I was slowly turning into ashes, I settled for your silence. I only wanted to keep wrapping myself around your shadow. I didn’t realise I wasn’t losing you, I was losing myself...
I used to love you so much that my life was fading away as the days went by.
Craving your crumbs of love and sympathy hugs,
because your touch no longer had affection, it only had drops of condolences for the love that had died without a proper burial.
I don’t know...
Sometimes I believed you would change, I excused and normalised your behaviour.
I wanted to understand what didn’t have an explanation.
I didn’t want to resign myself to believe it had ended, because we promised to be together forever.
But what’s really “forever” to you?
You forgot your promises, but I...
forgot about myself even more.
I forgot how to stop becoming part of your false promises of change, I forgot I was a human being...
I looked like a machine at your feet, idolising you daily with erroneous ideas that I had of you...
Because I was making you up, how could I not love you if everything you are is just a creation made up by my own head?
A hallucination of what I wanted. It’s just that when we fall in love...
We make of that person somebody who is “inimitable” and we give them virtues they don’t possess.
We place them on the highest pedestal and the worst thing is that we make sure they know it.
And we...
Become small, subdued while loving somebody who doesn’t exist.
I let go of my expectations to accept you.
As my expectations lowered to match you...
Your ego grew and your expectations of me too.
As I accepted you more, you accepted me less.
I used to love you to the point of forgiving you innumerable amounts of times, without you having to apologise first...
But when I made a small mistake...
Your forgiveness never came.
I exceeded the forgive 70 times 7 rule because I believed that after you...
There would be nothing else left.
Your half hearted promises became my most needed words of empty love on hold.
Because that’s all it was, an empty love waiting on the line for somebody, for me or for you to finally hang up that call.
Please, stop thinking that every long message meant
“I want you back”
I don’t, I smile when you’re away from me.

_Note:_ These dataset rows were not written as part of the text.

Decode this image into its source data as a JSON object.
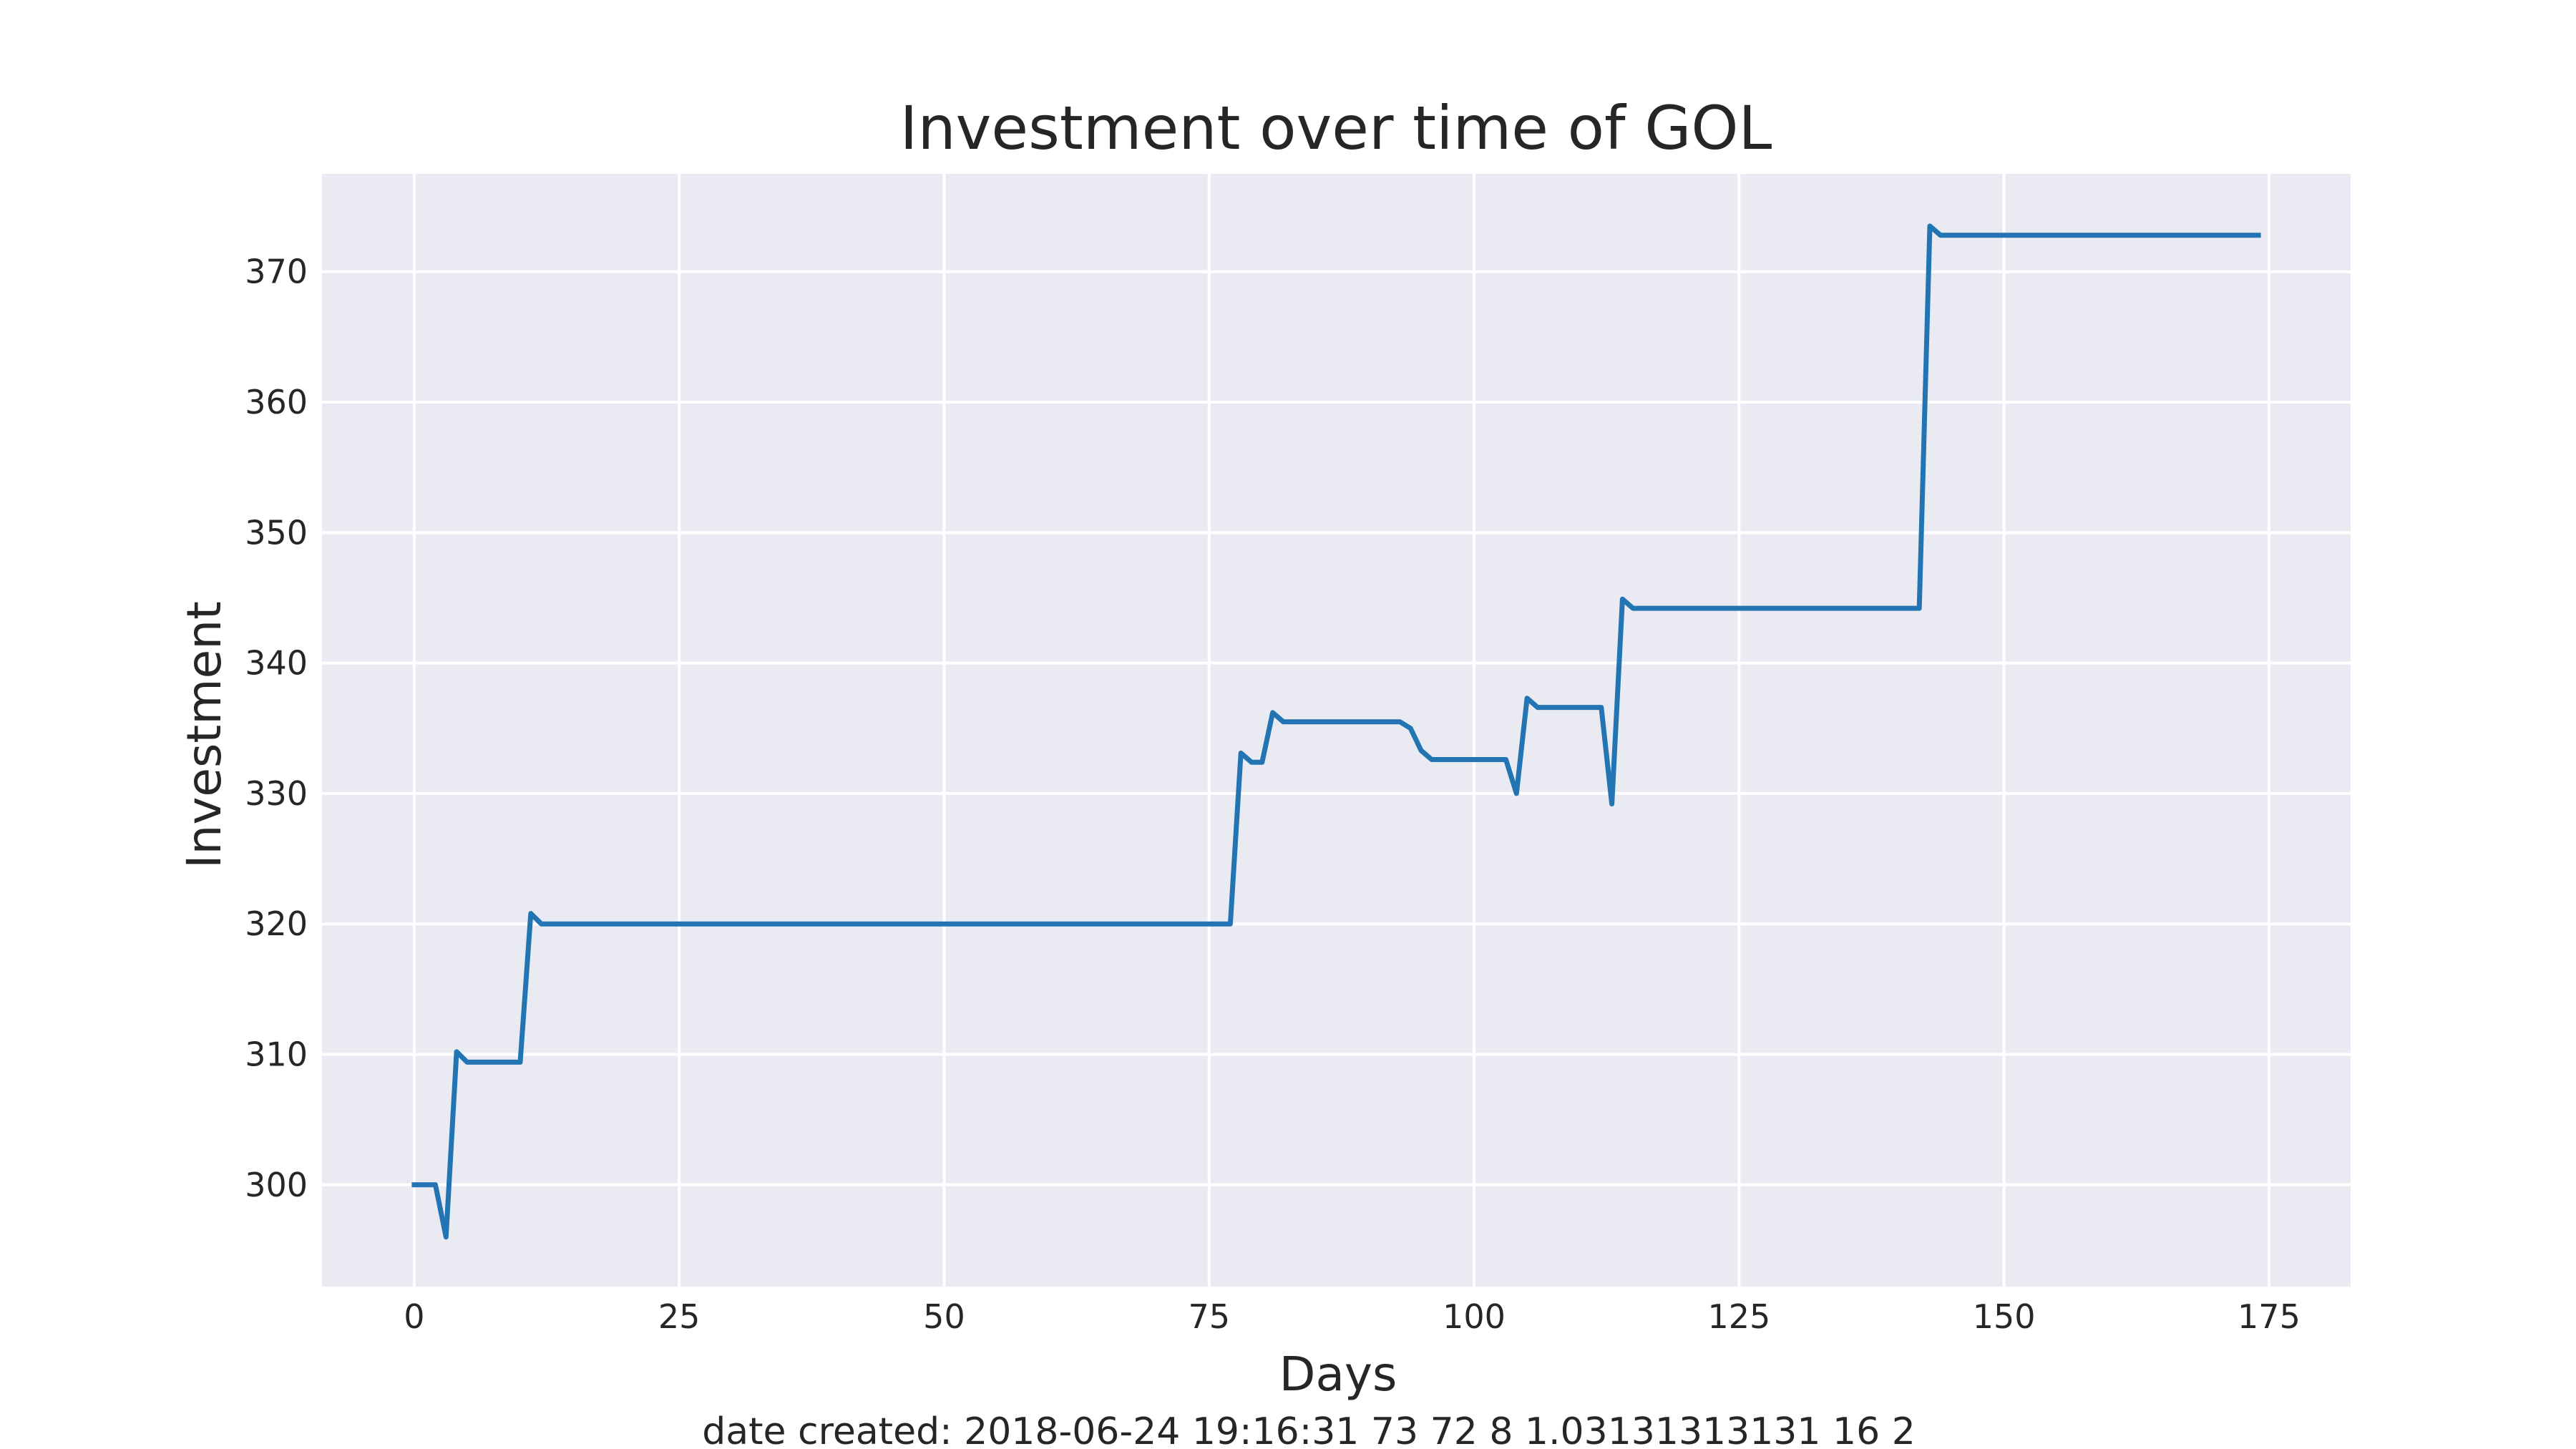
{
  "chart_data": {
    "type": "line",
    "title": "Investment over time of GOL",
    "xlabel": "Days",
    "ylabel": "Investment",
    "footer": "date created: 2018-06-24 19:16:31 73 72 8 1.03131313131 16 2",
    "xlim": [
      -8.7,
      182.7
    ],
    "ylim": [
      292.2,
      377.5
    ],
    "xticks": [
      0,
      25,
      50,
      75,
      100,
      125,
      150,
      175
    ],
    "yticks": [
      300,
      310,
      320,
      330,
      340,
      350,
      360,
      370
    ],
    "grid": true,
    "background": "#eaeaf2",
    "grid_color": "#ffffff",
    "series": [
      {
        "color": "#2274b2",
        "points": [
          [
            0,
            300
          ],
          [
            2,
            300
          ],
          [
            3,
            296
          ],
          [
            4,
            310.2
          ],
          [
            5,
            309.4
          ],
          [
            10,
            309.4
          ],
          [
            11,
            320.8
          ],
          [
            12,
            320
          ],
          [
            77,
            320
          ],
          [
            78,
            333.1
          ],
          [
            79,
            332.4
          ],
          [
            80,
            332.4
          ],
          [
            81,
            336.2
          ],
          [
            82,
            335.5
          ],
          [
            93,
            335.5
          ],
          [
            94,
            335
          ],
          [
            95,
            333.3
          ],
          [
            96,
            332.6
          ],
          [
            103,
            332.6
          ],
          [
            104,
            330
          ],
          [
            105,
            337.3
          ],
          [
            106,
            336.6
          ],
          [
            112,
            336.6
          ],
          [
            113,
            329.2
          ],
          [
            114,
            344.9
          ],
          [
            115,
            344.2
          ],
          [
            142,
            344.2
          ],
          [
            143,
            373.5
          ],
          [
            144,
            372.8
          ],
          [
            174,
            372.8
          ]
        ]
      }
    ]
  }
}
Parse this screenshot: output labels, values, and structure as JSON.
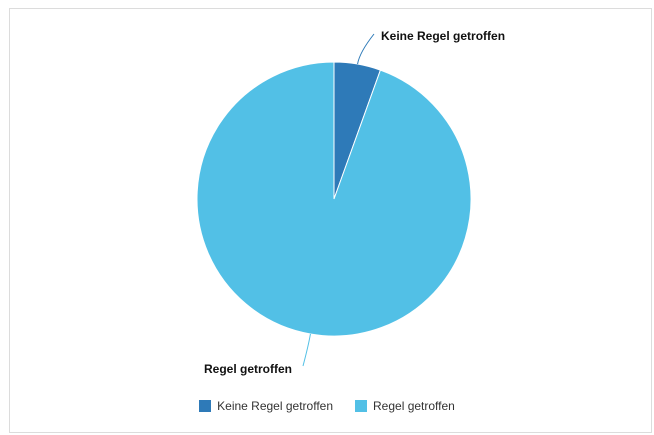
{
  "chart_data": {
    "type": "pie",
    "title": "",
    "legend_position": "bottom",
    "slices": [
      {
        "label": "Keine Regel getroffen",
        "value": 5.5,
        "color": "#2e7ab8"
      },
      {
        "label": "Regel getroffen",
        "value": 94.5,
        "color": "#52c0e6"
      }
    ]
  }
}
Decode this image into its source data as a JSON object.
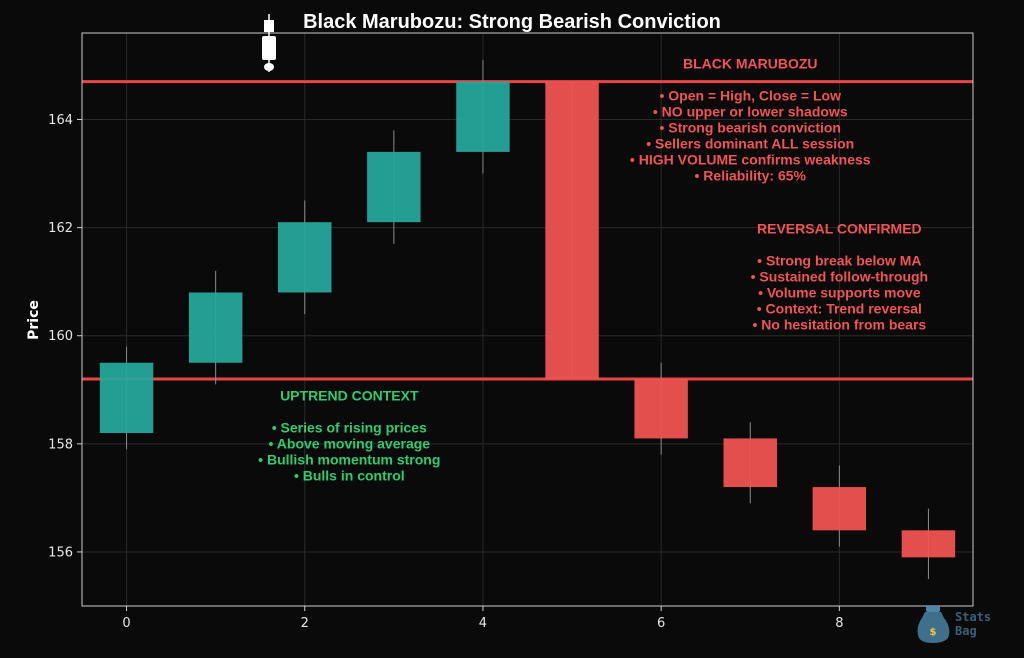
{
  "chart_data": {
    "type": "candlestick",
    "title": "Black Marubozu: Strong Bearish Conviction",
    "ylabel": "Price",
    "xlim": [
      -0.5,
      9.5
    ],
    "ylim": [
      155.0,
      165.6
    ],
    "x_ticks": [
      0,
      2,
      4,
      6,
      8
    ],
    "y_ticks": [
      156,
      158,
      160,
      162,
      164
    ],
    "grid": true,
    "candles": [
      {
        "x": 0,
        "open": 158.2,
        "high": 159.8,
        "low": 157.9,
        "close": 159.5,
        "direction": "up"
      },
      {
        "x": 1,
        "open": 159.5,
        "high": 161.2,
        "low": 159.1,
        "close": 160.8,
        "direction": "up"
      },
      {
        "x": 2,
        "open": 160.8,
        "high": 162.5,
        "low": 160.4,
        "close": 162.1,
        "direction": "up"
      },
      {
        "x": 3,
        "open": 162.1,
        "high": 163.8,
        "low": 161.7,
        "close": 163.4,
        "direction": "up"
      },
      {
        "x": 4,
        "open": 163.4,
        "high": 165.1,
        "low": 163.0,
        "close": 164.7,
        "direction": "up"
      },
      {
        "x": 5,
        "open": 164.7,
        "high": 164.7,
        "low": 159.2,
        "close": 159.2,
        "direction": "down"
      },
      {
        "x": 6,
        "open": 159.2,
        "high": 159.5,
        "low": 157.8,
        "close": 158.1,
        "direction": "down"
      },
      {
        "x": 7,
        "open": 158.1,
        "high": 158.4,
        "low": 156.9,
        "close": 157.2,
        "direction": "down"
      },
      {
        "x": 8,
        "open": 157.2,
        "high": 157.6,
        "low": 156.1,
        "close": 156.4,
        "direction": "down"
      },
      {
        "x": 9,
        "open": 156.4,
        "high": 156.8,
        "low": 155.5,
        "close": 155.9,
        "direction": "down"
      }
    ],
    "hlines": [
      164.7,
      159.2
    ],
    "annotations": [
      {
        "name": "black-marubozu",
        "x": 7.0,
        "y": 164.0,
        "color": "#f05454",
        "lines": [
          "BLACK MARUBOZU",
          "",
          "• Open = High, Close = Low",
          "• NO upper or lower shadows",
          "• Strong bearish conviction",
          "• Sellers dominant ALL session",
          "• HIGH VOLUME confirms weakness",
          "• Reliability: 65%"
        ]
      },
      {
        "name": "reversal-confirmed",
        "x": 8.0,
        "y": 161.1,
        "color": "#f05454",
        "lines": [
          "REVERSAL CONFIRMED",
          "",
          "• Strong break below MA",
          "• Sustained follow-through",
          "• Volume supports move",
          "• Context: Trend reversal",
          "• No hesitation from bears"
        ]
      },
      {
        "name": "uptrend-context",
        "x": 2.5,
        "y": 158.15,
        "color": "#2ecc71",
        "lines": [
          "UPTREND CONTEXT",
          "",
          "• Series of rising prices",
          "• Above moving average",
          "• Bullish momentum strong",
          "• Bulls in control"
        ]
      }
    ],
    "colors": {
      "up": "#26a69a",
      "down": "#ef5350",
      "hline": "#e84545",
      "background": "#0a0a0a",
      "axes": "#cccccc",
      "grid": "#2a2a2a",
      "wick": "#8a8a8a"
    },
    "title_icon": "candle-icon"
  },
  "watermark": {
    "line1": "Stats",
    "line2": "Bag",
    "icon": "money-bag-icon"
  }
}
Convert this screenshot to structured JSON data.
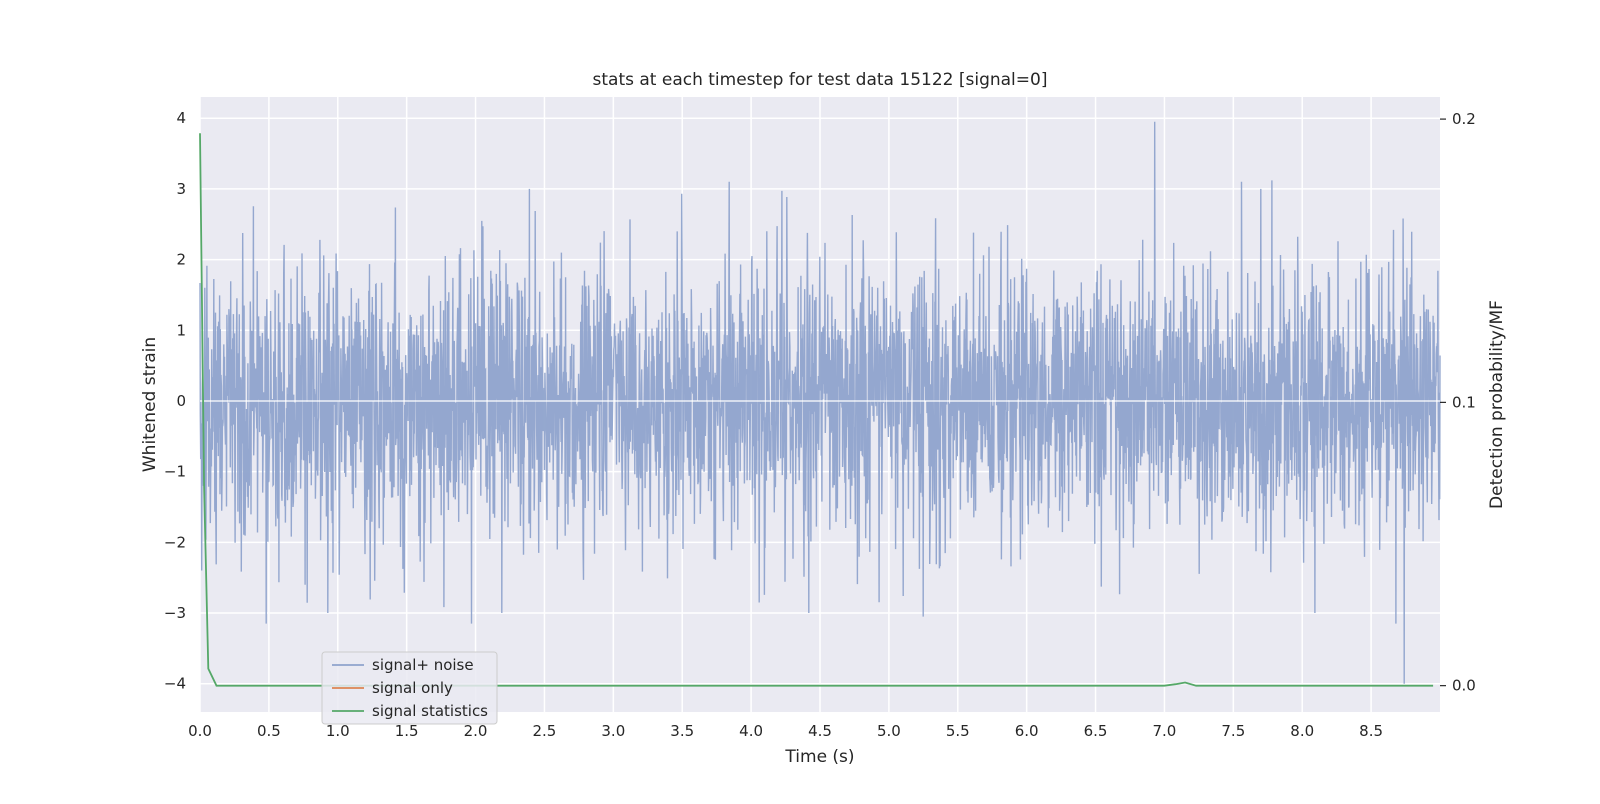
{
  "chart_data": {
    "type": "line",
    "title": "stats at each timestep for test data 15122 [signal=0]",
    "xlabel": "Time (s)",
    "ylabel": "Whitened strain",
    "y2label": "Detection probability/MF",
    "xlim": [
      0.0,
      9.0
    ],
    "ylim": [
      -4.4,
      4.3
    ],
    "y2lim": [
      -0.0093,
      0.2078
    ],
    "xticks": [
      "0.0",
      "0.5",
      "1.0",
      "1.5",
      "2.0",
      "2.5",
      "3.0",
      "3.5",
      "4.0",
      "4.5",
      "5.0",
      "5.5",
      "6.0",
      "6.5",
      "7.0",
      "7.5",
      "8.0",
      "8.5"
    ],
    "yticks": [
      "−4",
      "−3",
      "−2",
      "−1",
      "0",
      "1",
      "2",
      "3",
      "4"
    ],
    "y2ticks": [
      "0.0",
      "0.1",
      "0.2"
    ],
    "grid": true,
    "legend_position": "lower-left",
    "colors": {
      "background": "#eaeaf2",
      "grid": "#ffffff",
      "noise": "#8fa3cc",
      "signal_only": "#dd8452",
      "statistics": "#55a868"
    },
    "series": [
      {
        "name": "signal+ noise",
        "axis": "left",
        "description_of_values": "whitened strain noise, approx. Gaussian, std 1, sampled densely over 0–9 s",
        "x_range": [
          0.0,
          9.0
        ],
        "peak_values": [
          [
            0.48,
            -3.15
          ],
          [
            1.97,
            -3.15
          ],
          [
            2.39,
            3.0
          ],
          [
            3.84,
            3.1
          ],
          [
            5.25,
            -3.05
          ],
          [
            6.93,
            3.95
          ],
          [
            7.56,
            3.1
          ],
          [
            7.78,
            3.12
          ],
          [
            8.74,
            -4.0
          ],
          [
            8.68,
            -3.15
          ]
        ]
      },
      {
        "name": "signal only",
        "axis": "left",
        "x": [
          0.0,
          9.0
        ],
        "y": [
          0.0,
          0.0
        ]
      },
      {
        "name": "signal statistics",
        "axis": "right",
        "x": [
          0.0,
          0.03,
          0.06,
          0.12,
          0.2,
          7.0,
          7.08,
          7.15,
          7.23,
          7.3,
          8.95
        ],
        "y": [
          0.195,
          0.07,
          0.006,
          0.0,
          0.0,
          0.0,
          0.0005,
          0.0011,
          0.0,
          0.0,
          0.0
        ]
      }
    ]
  }
}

I’m not writing this because I want know about you or because I want you to call me.
I’m writing to you because I found no other way to let all this out.
In the past, I used to hate any woman who got too close to you but today...
I only pity the girl who is or will end up with you,
but I know that just like me...
She will learn the lesson too, because she couldn’t have gotten a better teacher of emotional abuse like you.
My first executioner, my first pain, you...
My biggest mistake.
Me, blinded by you...
And you, blinded by your ego.
I used to be in love with you and you...
Well, there must be something out here that you could be able to love.